El texto indica que es por azar, como si nada tuviera que ver allí un hombre
dedicado al culto. Lo suyo no es bajar hasta los heridos que están en las
cunetas. Su lugar es el templo. Su ocupación, las celebraciones sagradas.
Cuando llega a la altura del herido, «lo ve, da un rodeo y pasa de largo».
Su falta de compasión no es solo una reacción personal, pues
también un levita del templo que pasa junto al herido «hace lo mismo». Es
más bien una actitud y un peligro que acecha a quienes se dedican al mundo de
lo sagrado: vivir lejos del mundo real donde la gente lucha, trabaja y sufre.

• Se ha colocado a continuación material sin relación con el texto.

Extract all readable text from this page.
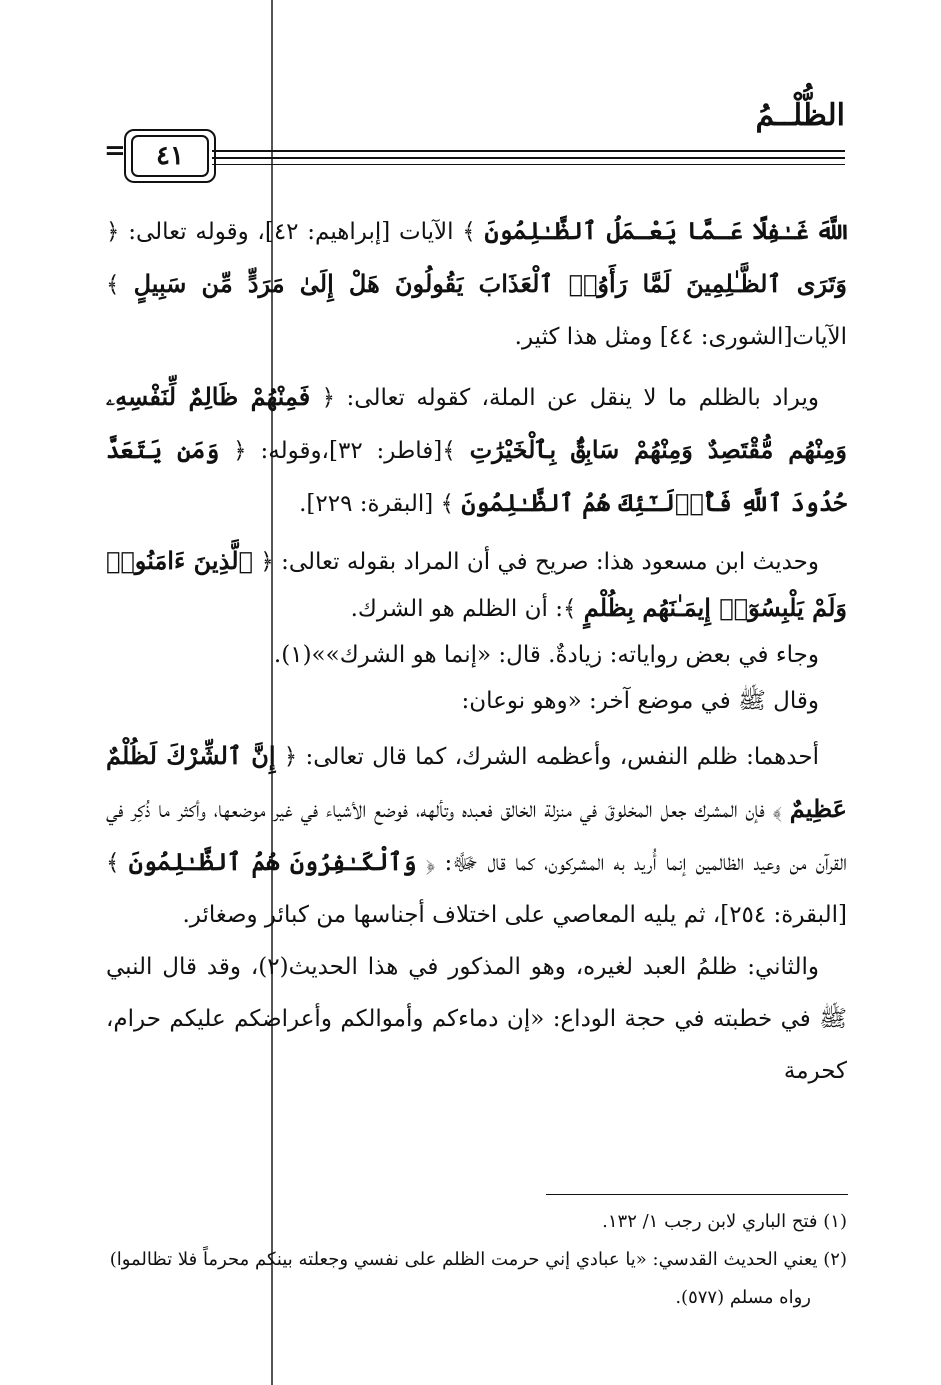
الظُّلْــمُ
=	٤١

اللَّهَ غَـٰفِلًا عَـمَّا يَعْـمَلُ ٱلظَّـٰلِمُونَ ﴾ الآيات [إبراهيم: ٤٢]، وقوله تعالى: ﴿ وَتَرَى ٱلظَّـٰلِمِينَ لَمَّا رَأَوُا۟ ٱلْعَذَابَ يَقُولُونَ هَلْ إِلَىٰ مَرَدٍّ مِّن سَبِيلٍ ﴾الآيات[الشورى: ٤٤] ومثل هذا كثير.

ويراد بالظلم ما لا ينقل عن الملة، كقوله تعالى: ﴿ فَمِنْهُمْ ظَالِمٌ لِّنَفْسِهِۦ وَمِنْهُم مُّقْتَصِدٌ وَمِنْهُمْ سَابِقٌۢ بِٱلْخَيْرَٰتِ ﴾[فاطر: ٣٢]،وقوله: ﴿ وَمَن يَتَعَدَّ حُدُودَ ٱللَّهِ فَأُو۟لَـٰٓئِكَ هُمُ ٱلظَّـٰلِمُونَ ﴾ [البقرة: ٢٢٩].

وحديث ابن مسعود هذا: صريح في أن المراد بقوله تعالى: ﴿ ٱلَّذِينَ ءَامَنُوا۟ وَلَمْ يَلْبِسُوٓا۟ إِيمَـٰنَهُم بِظُلْمٍ ﴾: أن الظلم هو الشرك.

وجاء في بعض رواياته: زيادةٌ. قال: «إنما هو الشرك»»(١).

وقال ﷺ في موضع آخر: «وهو نوعان:

أحدهما: ظلم النفس، وأعظمه الشرك، كما قال تعالى: ﴿ إِنَّ ٱلشِّرْكَ لَظُلْمٌ عَظِيمٌ ﴾ فإن المشرك جعل المخلوقَ في منزلة الخالق فعبده وتألهه، فوضع الأشياء في غير موضعها، وأكثر ما ذُكِر في القرآن من وعيد الظالمين إنما أُريد به المشركون، كما قال ﷻ: ﴿ وَٱلْكَـٰفِرُونَ هُمُ ٱلظَّـٰلِمُونَ ﴾ [البقرة: ٢٥٤]، ثم يليه المعاصي على اختلاف أجناسها من كبائر وصغائر.

والثاني: ظلمُ العبد لغيره، وهو المذكور في هذا الحديث(٢)، وقد قال النبي ﷺ في خطبته في حجة الوداع: «إن دماءكم وأموالكم وأعراضكم عليكم حرام، كحرمة

(١) فتح الباري لابن رجب ١/ ١٣٢.
(٢) يعني الحديث القدسي: «يا عبادي إني حرمت الظلم على نفسي وجعلته بينكم محرماً فلا تظالموا)
رواه مسلم (٥٧٧).
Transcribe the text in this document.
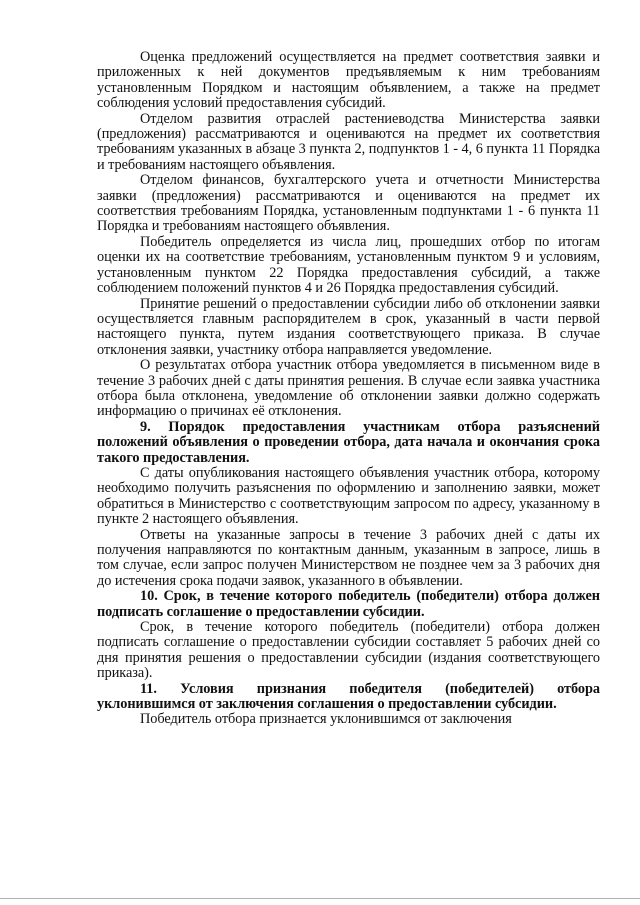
Оценка предложений осуществляется на предмет соответствия заявки и приложенных к ней документов предъявляемым к ним требованиям установленным Порядком и настоящим объявлением, а также на предмет соблюдения условий предоставления субсидий.

Отделом развития отраслей растениеводства Министерства заявки (предложения) рассматриваются и оцениваются на предмет их соответствия требованиям указанных в абзаце 3 пункта 2, подпунктов 1 - 4, 6 пункта 11 Порядка и требованиям настоящего объявления.

Отделом финансов, бухгалтерского учета и отчетности Министерства заявки (предложения) рассматриваются и оцениваются на предмет их соответствия требованиям Порядка, установленным подпунктами 1 - 6 пункта 11 Порядка и требованиям настоящего объявления.

Победитель определяется из числа лиц, прошедших отбор по итогам оценки их на соответствие требованиям, установленным пунктом 9 и условиям, установленным пунктом 22 Порядка предоставления субсидий, а также соблюдением положений пунктов 4 и 26 Порядка предоставления субсидий.

Принятие решений о предоставлении субсидии либо об отклонении заявки осуществляется главным распорядителем в срок, указанный в части первой настоящего пункта, путем издания соответствующего приказа. В случае отклонения заявки, участнику отбора направляется уведомление.

О результатах отбора участник отбора уведомляется в письменном виде в течение 3 рабочих дней с даты принятия решения. В случае если заявка участника отбора была отклонена, уведомление об отклонении заявки должно содержать информацию о причинах её отклонения.

9. Порядок предоставления участникам отбора разъяснений положений объявления о проведении отбора, дата начала и окончания срока такого предоставления.

С даты опубликования настоящего объявления участник отбора, которому необходимо получить разъяснения по оформлению и заполнению заявки, может обратиться в Министерство с соответствующим запросом по адресу, указанному в пункте 2 настоящего объявления.

Ответы на указанные запросы в течение 3 рабочих дней с даты их получения направляются по контактным данным, указанным в запросе, лишь в том случае, если запрос получен Министерством не позднее чем за 3 рабочих дня до истечения срока подачи заявок, указанного в объявлении.

10. Срок, в течение которого победитель (победители) отбора должен подписать соглашение о предоставлении субсидии.

Срок, в течение которого победитель (победители) отбора должен подписать соглашение о предоставлении субсидии составляет 5 рабочих дней со дня принятия решения о предоставлении субсидии (издания соответствующего приказа).

11. Условия признания победителя (победителей) отбора уклонившимся от заключения соглашения о предоставлении субсидии.

Победитель отбора признается уклонившимся от заключения
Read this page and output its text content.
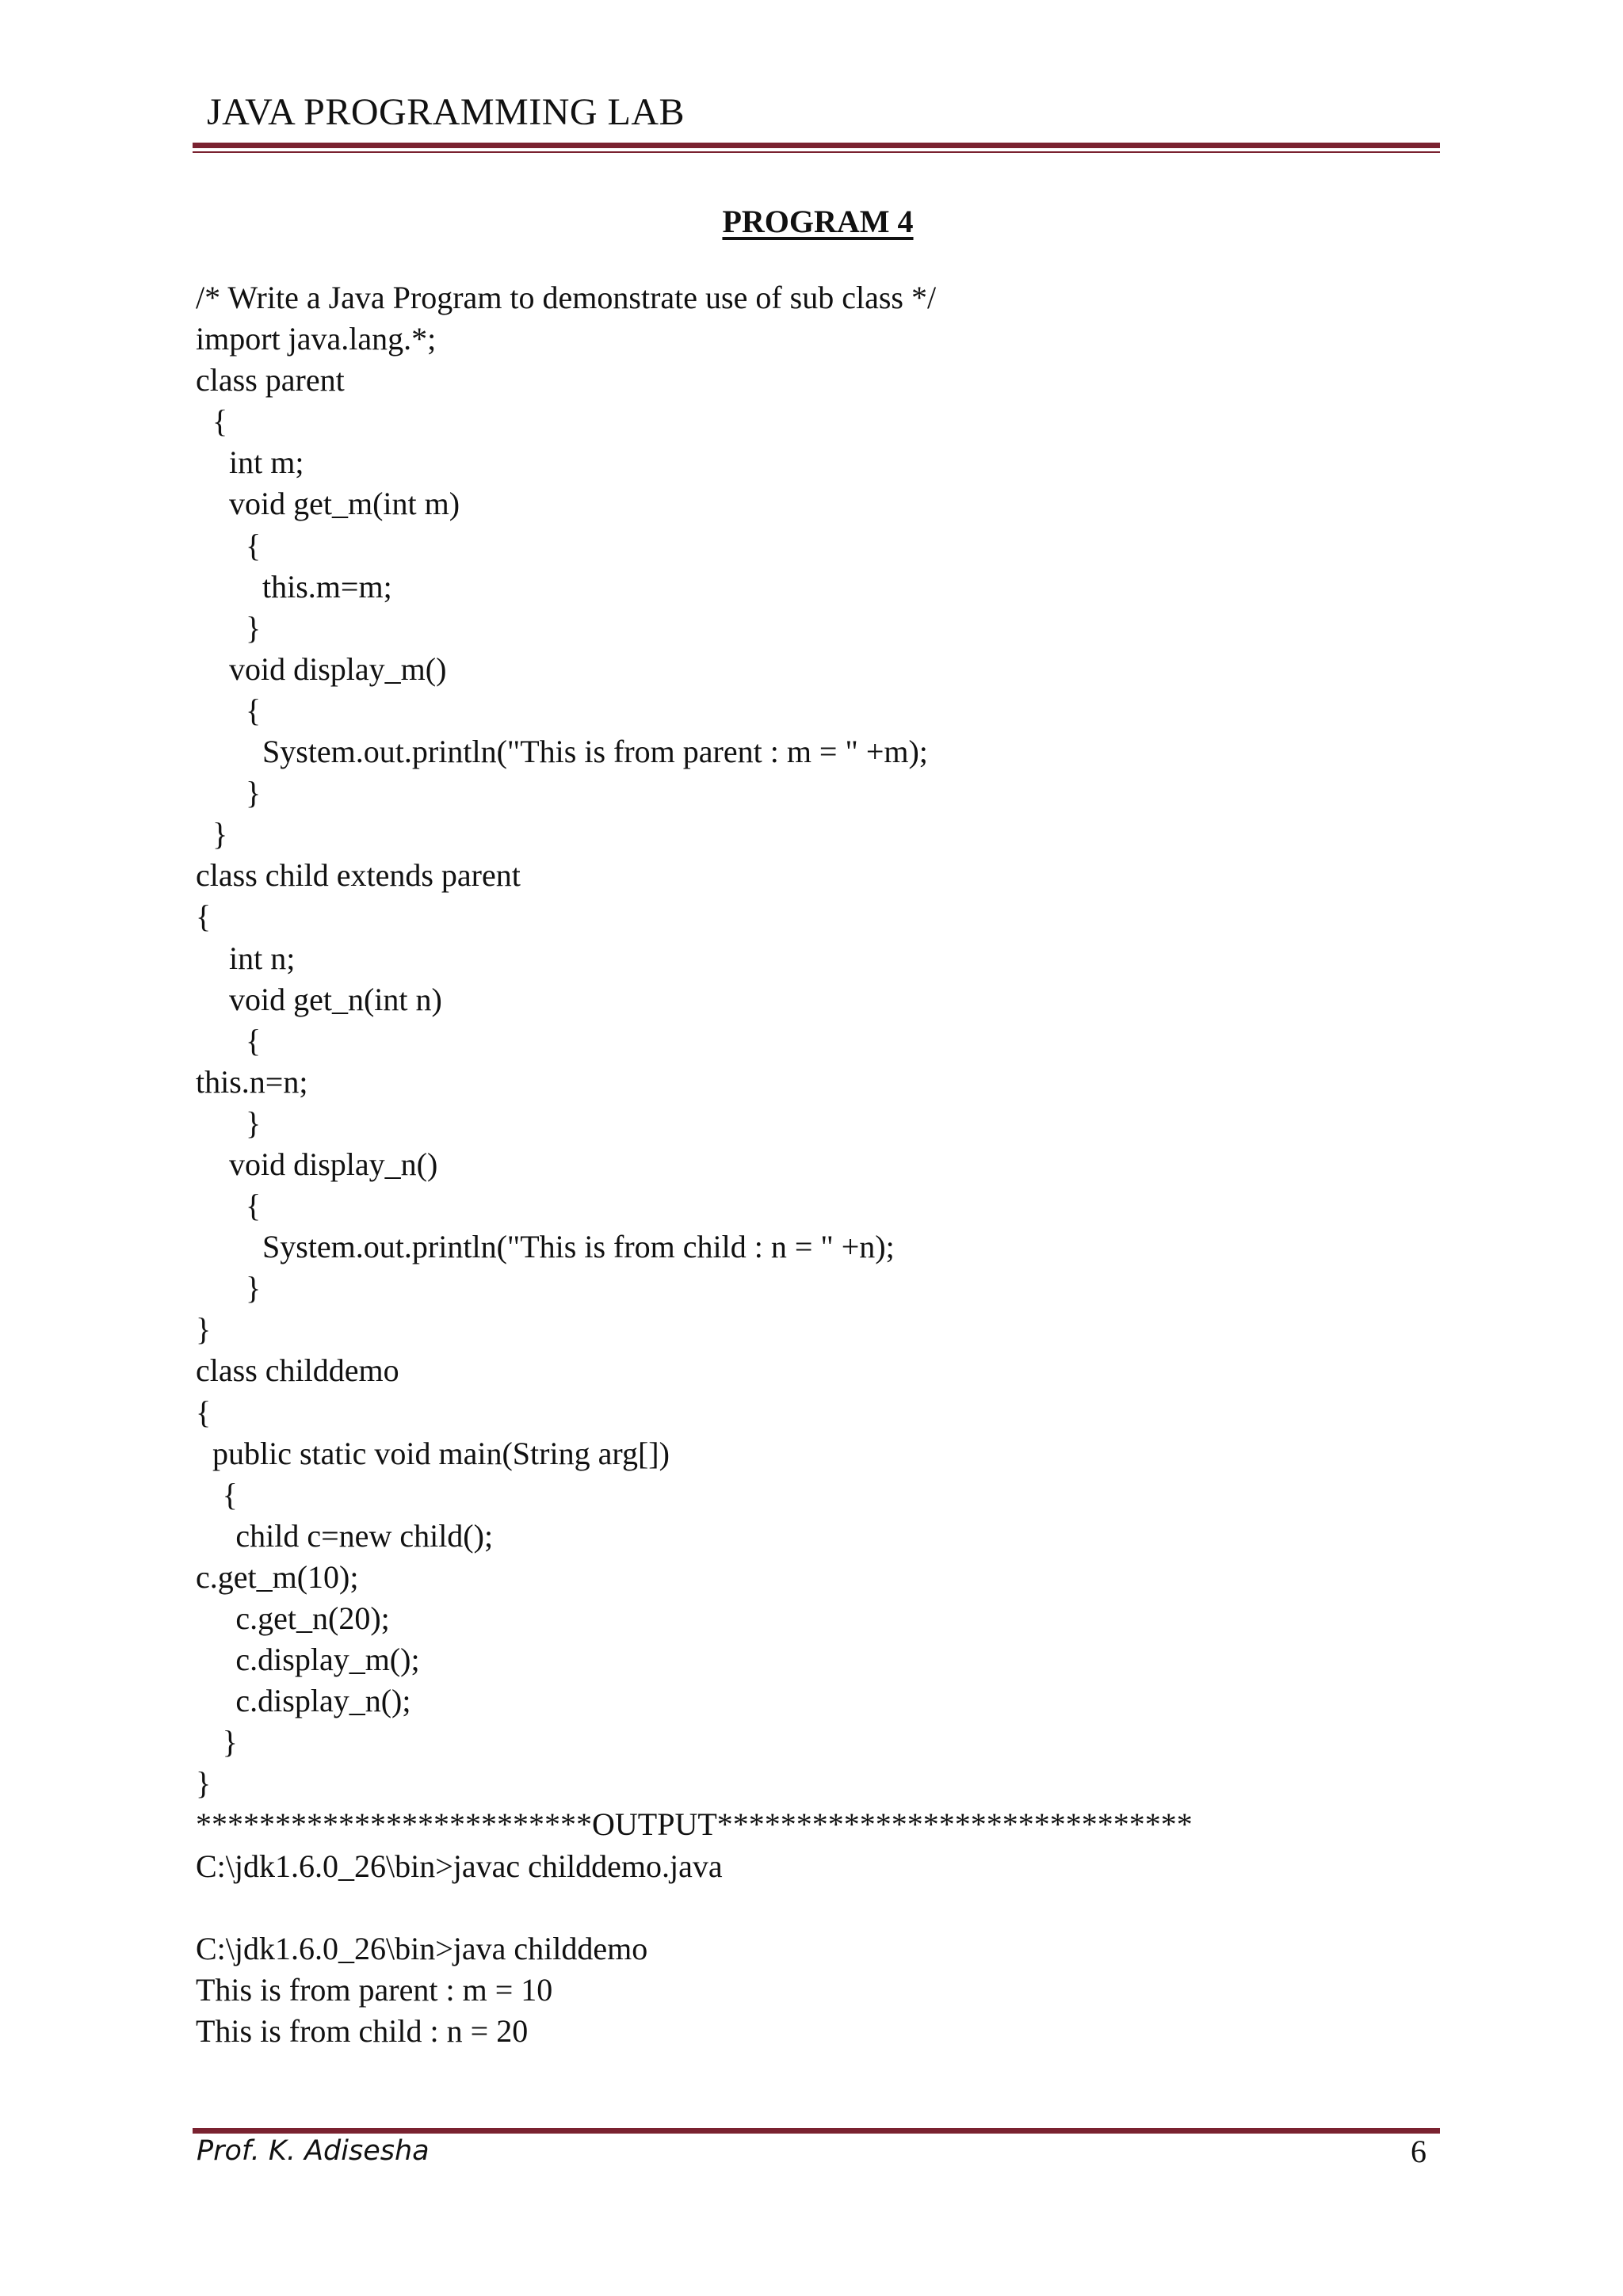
JAVA PROGRAMMING LAB
PROGRAM 4
/* Write a Java Program to demonstrate use of sub class */
import java.lang.*;
class parent
{
int m;
void get_m(int m)
{
this.m=m;
}
void display_m()
{
System.out.println("This is from parent : m = " +m);
}
}
class child extends parent
{
int n;
void get_n(int n)
{
this.n=n;
}
void display_n()
{
System.out.println("This is from child : n = " +n);
}
}
class childdemo
{
public static void main(String arg[])
{
child c=new child();
c.get_m(10);
c.get_n(20);
c.display_m();
c.display_n();
}
}
*************************OUTPUT******************************
C:\jdk1.6.0_26\bin>javac childdemo.java
C:\jdk1.6.0_26\bin>java childdemo
This is from parent : m = 10
This is from child : n = 20
Prof. K. Adisesha	6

Cuando la religión no está centrada en un Dios, Amigo de la
vida y Padre de los que sufren, el culto sagrado puede convertirse en una
experiencia que distancia de la vida profana, preserva del contacto directo con
el sufrimiento de las gentes y nos hace caminar sin reaccionar ante los heridos
que vemos en las cunetas. Según Jesús, no son los hombres del culto los que
mejor nos pueden indicar cómo hemos de tratar a los que sufren, sino las
personas que tienen corazón.
Por el camino llega un samaritano. No viene del templo. No
pertenece siquiera al pueblo elegido de Israel. Vive dedicado a algo tan poco
sagrado como su pequeño negocio de comerciante. Pero, cuando ve al herido, no
se pregunta si es prójimo o no. Se conmueve y hace por él todo lo que puede. Es
a este a quien hemos de imitar. Así dice Jesús al legista: «Vete y haz tú lo
mismo». ¿A quién imitaremos al encontrarnos en nuestro camino con las
víctimas más golpeadas por la crisis económica de nuestros días?